Kompyla
Autonomous research agent that builds and evolves a structured knowledge base using LLMs as a compiler.
Overview
Kompyla treats an LLM like a compiler: raw documents go in, structured wiki pages come out. It extends Andrej Karpathy’s LLM Knowledge Base pattern with an active retrieval layer that fetches from the web, arXiv, GitHub, RSS feeds, and YouTube automatically.
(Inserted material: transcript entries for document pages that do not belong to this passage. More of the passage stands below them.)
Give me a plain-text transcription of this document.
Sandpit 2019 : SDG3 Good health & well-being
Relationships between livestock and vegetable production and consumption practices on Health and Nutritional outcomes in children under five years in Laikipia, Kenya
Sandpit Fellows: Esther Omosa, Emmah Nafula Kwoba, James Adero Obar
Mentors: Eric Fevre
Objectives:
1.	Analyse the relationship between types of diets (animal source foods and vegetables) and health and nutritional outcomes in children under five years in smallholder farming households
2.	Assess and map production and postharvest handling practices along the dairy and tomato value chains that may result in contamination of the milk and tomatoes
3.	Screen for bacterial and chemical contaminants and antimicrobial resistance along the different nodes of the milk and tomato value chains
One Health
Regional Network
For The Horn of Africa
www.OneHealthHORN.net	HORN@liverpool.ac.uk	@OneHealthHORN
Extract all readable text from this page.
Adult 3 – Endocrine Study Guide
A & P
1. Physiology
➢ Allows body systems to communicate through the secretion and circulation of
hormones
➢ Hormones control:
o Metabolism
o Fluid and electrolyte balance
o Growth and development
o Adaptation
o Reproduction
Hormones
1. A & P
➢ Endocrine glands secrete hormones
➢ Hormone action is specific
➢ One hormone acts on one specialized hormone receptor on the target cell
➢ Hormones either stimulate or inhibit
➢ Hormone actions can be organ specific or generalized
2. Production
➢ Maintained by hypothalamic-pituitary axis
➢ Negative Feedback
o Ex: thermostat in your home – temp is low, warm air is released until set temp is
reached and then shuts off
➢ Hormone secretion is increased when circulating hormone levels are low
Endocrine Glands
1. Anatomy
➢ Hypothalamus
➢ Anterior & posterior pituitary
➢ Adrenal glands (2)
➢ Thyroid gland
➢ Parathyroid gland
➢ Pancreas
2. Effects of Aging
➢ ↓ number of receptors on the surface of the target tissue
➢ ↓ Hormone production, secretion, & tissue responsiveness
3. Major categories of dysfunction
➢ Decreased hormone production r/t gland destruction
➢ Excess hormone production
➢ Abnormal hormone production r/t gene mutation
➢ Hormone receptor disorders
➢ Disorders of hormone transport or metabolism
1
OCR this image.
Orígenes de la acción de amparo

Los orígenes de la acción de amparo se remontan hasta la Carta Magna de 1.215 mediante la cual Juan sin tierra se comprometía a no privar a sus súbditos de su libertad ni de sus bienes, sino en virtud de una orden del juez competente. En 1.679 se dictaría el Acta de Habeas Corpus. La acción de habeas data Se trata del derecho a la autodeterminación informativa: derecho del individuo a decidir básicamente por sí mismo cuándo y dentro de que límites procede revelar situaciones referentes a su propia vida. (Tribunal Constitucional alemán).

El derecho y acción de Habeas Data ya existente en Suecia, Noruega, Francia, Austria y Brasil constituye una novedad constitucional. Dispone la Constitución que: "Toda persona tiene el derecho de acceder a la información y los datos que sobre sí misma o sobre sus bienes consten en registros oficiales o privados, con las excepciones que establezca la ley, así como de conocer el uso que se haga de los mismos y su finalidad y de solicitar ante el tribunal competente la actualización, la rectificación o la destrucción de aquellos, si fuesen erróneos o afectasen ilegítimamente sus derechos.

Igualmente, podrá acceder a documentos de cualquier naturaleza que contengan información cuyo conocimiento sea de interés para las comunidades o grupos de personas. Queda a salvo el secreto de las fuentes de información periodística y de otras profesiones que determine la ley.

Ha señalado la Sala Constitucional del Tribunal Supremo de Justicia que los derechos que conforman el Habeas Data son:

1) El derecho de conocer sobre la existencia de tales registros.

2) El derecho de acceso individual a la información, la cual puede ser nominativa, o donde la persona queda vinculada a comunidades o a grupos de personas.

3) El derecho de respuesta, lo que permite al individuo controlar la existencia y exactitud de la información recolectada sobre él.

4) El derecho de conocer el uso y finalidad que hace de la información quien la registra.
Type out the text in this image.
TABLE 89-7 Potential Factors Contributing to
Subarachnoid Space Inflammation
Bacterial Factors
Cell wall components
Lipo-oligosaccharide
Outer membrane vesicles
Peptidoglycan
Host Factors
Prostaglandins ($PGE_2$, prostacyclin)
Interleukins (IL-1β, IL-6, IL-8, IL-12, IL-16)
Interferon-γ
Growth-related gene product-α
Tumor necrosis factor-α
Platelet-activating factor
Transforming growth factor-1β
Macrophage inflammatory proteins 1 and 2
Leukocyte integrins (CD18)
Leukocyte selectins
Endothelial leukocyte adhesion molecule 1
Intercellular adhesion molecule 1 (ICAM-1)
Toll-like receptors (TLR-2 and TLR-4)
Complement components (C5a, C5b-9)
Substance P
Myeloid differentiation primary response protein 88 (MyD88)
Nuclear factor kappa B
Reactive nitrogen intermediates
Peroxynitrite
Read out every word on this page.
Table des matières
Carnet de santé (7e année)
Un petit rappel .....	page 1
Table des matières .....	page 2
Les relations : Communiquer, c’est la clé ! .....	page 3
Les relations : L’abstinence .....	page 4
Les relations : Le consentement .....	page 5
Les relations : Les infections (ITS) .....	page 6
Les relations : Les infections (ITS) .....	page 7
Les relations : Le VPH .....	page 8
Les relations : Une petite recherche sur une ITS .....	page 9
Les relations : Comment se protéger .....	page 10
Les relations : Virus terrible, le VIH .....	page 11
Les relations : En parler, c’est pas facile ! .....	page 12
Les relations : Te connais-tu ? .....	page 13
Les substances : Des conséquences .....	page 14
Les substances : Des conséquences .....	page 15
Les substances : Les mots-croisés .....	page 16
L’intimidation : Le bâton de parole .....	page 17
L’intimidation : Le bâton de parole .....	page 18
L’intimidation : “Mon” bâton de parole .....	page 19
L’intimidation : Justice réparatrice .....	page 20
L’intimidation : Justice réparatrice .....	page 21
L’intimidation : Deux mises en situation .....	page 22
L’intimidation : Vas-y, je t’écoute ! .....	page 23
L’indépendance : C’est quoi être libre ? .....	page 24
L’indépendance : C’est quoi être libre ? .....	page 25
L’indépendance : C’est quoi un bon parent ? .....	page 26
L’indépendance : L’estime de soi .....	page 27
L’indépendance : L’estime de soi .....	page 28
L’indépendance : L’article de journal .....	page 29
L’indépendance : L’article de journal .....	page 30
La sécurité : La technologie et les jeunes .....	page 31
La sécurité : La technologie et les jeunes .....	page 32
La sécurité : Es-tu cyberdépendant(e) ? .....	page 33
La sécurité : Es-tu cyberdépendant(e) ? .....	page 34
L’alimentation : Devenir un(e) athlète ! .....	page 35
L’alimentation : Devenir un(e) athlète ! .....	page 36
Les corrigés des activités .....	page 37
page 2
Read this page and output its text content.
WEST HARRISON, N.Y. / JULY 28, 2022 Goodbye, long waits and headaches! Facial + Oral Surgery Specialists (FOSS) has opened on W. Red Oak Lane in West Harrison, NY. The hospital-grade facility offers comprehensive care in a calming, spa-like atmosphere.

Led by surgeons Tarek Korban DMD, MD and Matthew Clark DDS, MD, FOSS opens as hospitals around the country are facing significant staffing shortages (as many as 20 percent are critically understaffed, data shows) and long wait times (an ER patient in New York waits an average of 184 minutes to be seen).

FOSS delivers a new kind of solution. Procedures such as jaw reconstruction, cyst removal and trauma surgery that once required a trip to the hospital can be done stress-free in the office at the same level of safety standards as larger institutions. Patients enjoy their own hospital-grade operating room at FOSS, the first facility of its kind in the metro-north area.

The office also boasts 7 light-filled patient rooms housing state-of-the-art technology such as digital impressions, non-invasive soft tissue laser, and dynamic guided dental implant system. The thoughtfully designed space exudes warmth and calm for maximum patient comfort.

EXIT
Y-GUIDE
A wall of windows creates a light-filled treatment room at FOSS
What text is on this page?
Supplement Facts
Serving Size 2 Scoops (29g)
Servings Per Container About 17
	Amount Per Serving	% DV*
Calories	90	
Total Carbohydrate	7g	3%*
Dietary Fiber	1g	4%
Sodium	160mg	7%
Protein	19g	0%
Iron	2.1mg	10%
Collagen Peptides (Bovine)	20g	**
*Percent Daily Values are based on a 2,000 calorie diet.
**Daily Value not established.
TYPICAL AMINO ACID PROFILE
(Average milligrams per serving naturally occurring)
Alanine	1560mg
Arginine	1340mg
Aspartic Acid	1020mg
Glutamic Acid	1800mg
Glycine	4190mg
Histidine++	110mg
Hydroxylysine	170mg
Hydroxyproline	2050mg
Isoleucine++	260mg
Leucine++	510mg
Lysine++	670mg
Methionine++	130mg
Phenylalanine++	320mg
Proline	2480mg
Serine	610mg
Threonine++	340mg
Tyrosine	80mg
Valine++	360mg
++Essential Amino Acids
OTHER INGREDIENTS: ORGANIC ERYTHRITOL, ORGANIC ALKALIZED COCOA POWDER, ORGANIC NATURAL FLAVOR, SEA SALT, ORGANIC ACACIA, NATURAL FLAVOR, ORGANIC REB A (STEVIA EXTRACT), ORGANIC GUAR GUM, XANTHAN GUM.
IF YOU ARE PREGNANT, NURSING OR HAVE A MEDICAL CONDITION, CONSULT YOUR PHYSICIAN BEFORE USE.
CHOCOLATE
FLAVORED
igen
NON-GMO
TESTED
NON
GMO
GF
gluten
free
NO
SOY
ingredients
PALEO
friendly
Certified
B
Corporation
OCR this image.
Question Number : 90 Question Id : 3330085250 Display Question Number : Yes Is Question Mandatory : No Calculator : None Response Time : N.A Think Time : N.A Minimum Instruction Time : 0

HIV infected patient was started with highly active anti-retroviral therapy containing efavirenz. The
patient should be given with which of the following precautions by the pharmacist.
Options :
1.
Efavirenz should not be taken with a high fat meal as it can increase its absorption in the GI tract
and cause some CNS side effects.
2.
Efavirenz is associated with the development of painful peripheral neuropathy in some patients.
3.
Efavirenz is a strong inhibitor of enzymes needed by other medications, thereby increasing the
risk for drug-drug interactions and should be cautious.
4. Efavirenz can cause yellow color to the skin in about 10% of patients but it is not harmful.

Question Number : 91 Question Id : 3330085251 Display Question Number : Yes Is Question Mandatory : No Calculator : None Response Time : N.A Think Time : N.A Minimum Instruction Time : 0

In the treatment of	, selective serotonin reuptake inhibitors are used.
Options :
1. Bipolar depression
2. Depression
A self-evolving feedback loop detects knowledge gaps, flags stale pages, and applies confidence scoring — while a full presentation pipeline exports to HTML, DOCX, PPTX, Marp slide decks, and charts.
Key Features
- Agentic retrieval — Searches web (Tavily), arXiv, GitHub, RSS, and YouTube transcripts; deduplicates with SHA-256 + MinHash LSH
- Incremental compilation — LLM transforms raw markdown into structured wiki pages; existing pages get a merge pass rather than overwrite
- Health & gap detection — Finds broken links, stale pages, orphans, and LLM-suggested missing topics
- Natural-language Q&A — Answers questions from the wiki with citations; saves answers as synthesis pages
- Multi-format export — HTML, Markdown bundle, DOCX, PPTX, Marp slides, PDF, and chart PNGs
- Streamlit web UI — Browse, Search, Ask, and Stats tabs; also runs as a scheduled background daemon
- Offline-capable — Works entirely locally via Ollama; Anthropic API is optional
Technical Decisions
The project uses Markdown files + SQLite as its storage substrate — plain files give portability and git-diffable history while SQLite adds queryable metadata without requiring a server. The LLM abstraction (LLMProvider ABC with OllamaProvider and AnthropicProvider) keeps the pipeline provider-agnostic. Incremental compilation (only touching the relevant wiki slice per run) was chosen deliberately over one-shot builds to keep large knowledge bases manageable and resume-friendly.